Carbon Sequestration

Some people believe that global warming is linked to human industrialization, and release of greenhouse gasses such as CO2 and methane. Others believe that warming of the earth is part of a natural cycle, independent of anything that people do. Regardless of what you believe, here is an interesting look at the developing “carbon economy”, and how your furnishings can sequester carbon in your home or office.

   
Calculating the carbon footprint of your furnishings

  Pottery Barn Stone and Cottonwood
Harvest and Milling 4 4
Wood Waste 330 65
Packaging 75 0
Shipping 60 0
Total 469 69

 

Trees, and therefore wood, are made mainly of carbon, water, oxygen, and hydrogen. There are also small amounts of nitrogen, phosphorous, and many other elements. When trees are cut down and made into boards and other lumber, they dry out quickly. If you were to pick up a nice, dry board of cottonwood, the weight that you would feel would be mainly that of the carbon it contains (90%). So, when you purchase a new table that weighs 100 pounds, you have actually purchased 90 pounds of carbon.

In addition to the 90 pounds of carbon that are actually in the table, we also need to consider how much CO2 was released by all of the activities that people undertook to get a tree from the forest, make it into lumber, make the lumber into a table, and deliver it to your home. Let’s consider that you are considering a table from Pottery Barn at the mall, and from Stone and Cottonwood. Both tables contain about the same amount of carbon, and they both cost about the same amount. However, the amounts of CO2 released into the atmosphere during the creation and delivery of those two tables are quite different.

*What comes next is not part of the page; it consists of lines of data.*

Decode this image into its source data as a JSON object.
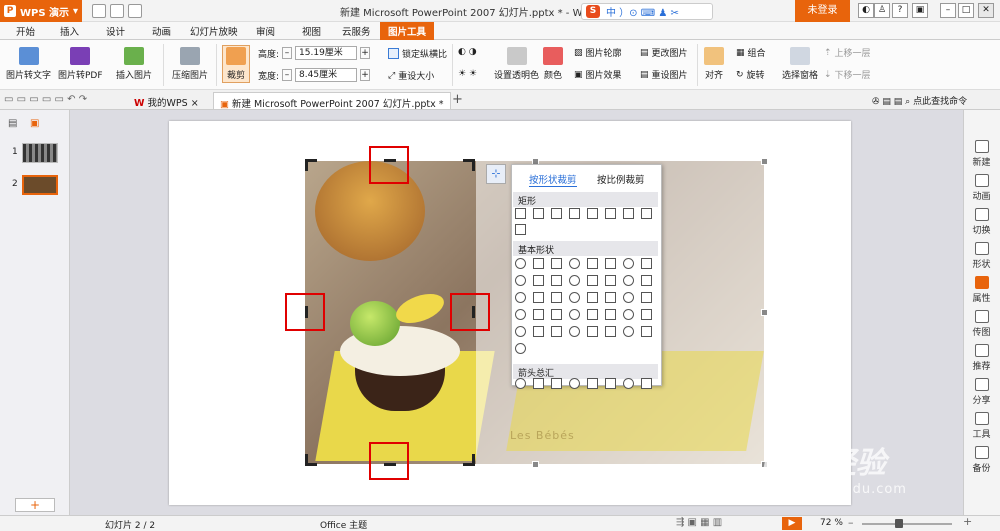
{
  "app": {
    "name": "WPS 演示",
    "window_title": "新建 Microsoft PowerPoint 2007 幻灯片.pptx * - WPS 演",
    "login": "未登录"
  },
  "ime": {
    "logo": "S",
    "items": "中 ）⊙ ⌨ ♟ ✂"
  },
  "menu_tabs": [
    "开始",
    "插入",
    "设计",
    "动画",
    "幻灯片放映",
    "审阅",
    "视图",
    "云服务"
  ],
  "active_tab": "图片工具",
  "ribbon": {
    "pic_to_text": "图片转文字",
    "pic_to_pdf": "图片转PDF",
    "insert_pic": "插入图片",
    "compress": "压缩图片",
    "crop": "裁剪",
    "height_label": "高度:",
    "height_value": "15.19厘米",
    "width_label": "宽度:",
    "width_value": "8.45厘米",
    "lock_ratio": "锁定纵横比",
    "reset_size": "重设大小",
    "transparent": "设置透明色",
    "color": "颜色",
    "outline": "图片轮廓",
    "effect": "图片效果",
    "change_pic": "更改图片",
    "reset_pic": "重设图片",
    "align": "对齐",
    "group": "组合",
    "rotate": "旋转",
    "select_pane": "选择窗格",
    "bring_forward": "上移一层",
    "send_backward": "下移一层"
  },
  "doc_tabs": {
    "home": "我的WPS",
    "doc": "新建 Microsoft PowerPoint 2007 幻灯片.pptx *",
    "search": "点此查找命令"
  },
  "slides": {
    "nums": [
      "1",
      "2"
    ],
    "add": "+"
  },
  "crop_menu": {
    "tab_shape": "按形状裁剪",
    "tab_ratio": "按比例裁剪",
    "sec_rect": "矩形",
    "sec_basic": "基本形状",
    "sec_arrow": "箭头总汇"
  },
  "photo": {
    "box_text": "Les Bébés"
  },
  "right_panel": [
    "新建",
    "动画",
    "切换",
    "形状",
    "属性",
    "传图",
    "推荐",
    "分享",
    "工具",
    "备份"
  ],
  "status": {
    "slide": "幻灯片 2 / 2",
    "theme": "Office 主题",
    "zoom": "72 %"
  },
  "watermark": {
    "brand": "Bai 经验",
    "url": "jingyan.baidu.com"
  }
}
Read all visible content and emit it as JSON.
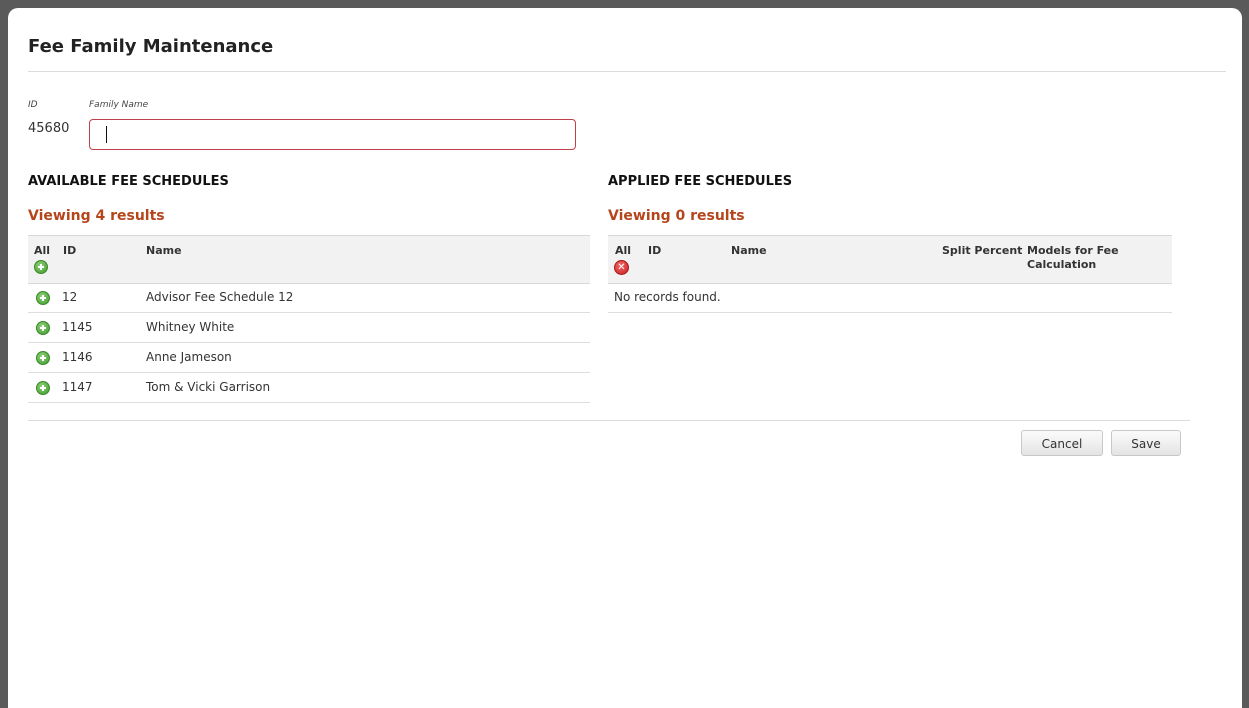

Most of the furniture from Pottery Barn is made in Malaysia or China. If your table comes from Malaysia, it is made from Malaysian trees. It takes about 1/5 of a gallon of fuel to harvest, process, and transport the lumber from the forest, to the furniture factory. That is about 4 pounds of CO2 for the atmosphere. During the processing of the tree into a table, about half of the tree becomes wood waste in the form of sawdust from milling, smaller branches left to rot in the forest, and cut off pieces during shaping and assembly of the table. So, for the 90 pounds of carbon in the table, another 90 pounds of carbon are wood waste. Each atom of carbon in the waste combines with 2 atoms of oxygen as the waste rots, or is burned, resulting in 330 pounds of CO2 (yes, more than triple. The oxygen atoms each weigh a little more than a carbon atom, and there are 2 of them for each atom of carbon in CO2). The table is then packaged up in cardboard, and sent to Los Angeles on a container ship. Cardboard is made from wood pulp, and requires about 2 pounds of CO2 into the atmosphere for each pound of cardboard in the box. The box from a PB table weighs about 25 pounds, resulting in another 50 pounds of CO2. Shipping on a container ship to Los Angeles, and then by truck from LA to Denver results in another 60 pounds of CO2 into the atmosphere. The table is then delivered to your home from the local warehouse, and you happily take it out of the box and assemble it in your dining room. Beautiful! But, what to do with the cardboard box? Of course, you recycle it, so that it can be turned into a new box. That process is more efficient than making a new box from scratch by 50%, so recycling the box only puts another 25 pounds of CO2 into the atmosphere. Therefore, all together, the Pottery Barn table with 90 pounds of carbon (representing 330 pounds of CO2) requires 4 + 330 + 50 + 60 + 25 = 469 pounds of CO2 into the atmosphere.

The Stone and Cottonwood table requires much less CO2 to get from the tree, to your dining room. In order to process the local trees into lumber requires about the same 1/5 gallon of fuel as the same job does in Malaysia, or 4 pounds of CO2. Since our designs utilize the natural curves of the trees, we are able to use 80% of the tree in our furniture, instead of 50% in Malaysia. The 18 pounds of sawdust and cut off pieces represent 65 pounds of CO2 into the atmosphere. Perhaps we can be forgiven for this waste, as we burn the sawdust and cut off pieces to heat our workshop. Beyond that, there is really no carbon cost for the Stone and Cottonwood table. Therefore, the 330 pounds of CO2 represented by the Stone and Cottonwood table only require 69 pounds of CO2 emissions to get into your dining room.

Without all of the accounting to cloud the issue, here is how the decision on which table to have in your home affects the CO2 emitted into the atmosphere:

Pottery Barn:                          469 – 330 =   139 pounds of CO2 into the atmosphere
Stone and Cottonwood:        69 – 330 =  -261 pounds of C02 kept out of the atmosphere

The decision about which table to have in your home ultimately comes down to a difference of 400 pounds of CO2 into the atmosphere, or not. To some people, this matters.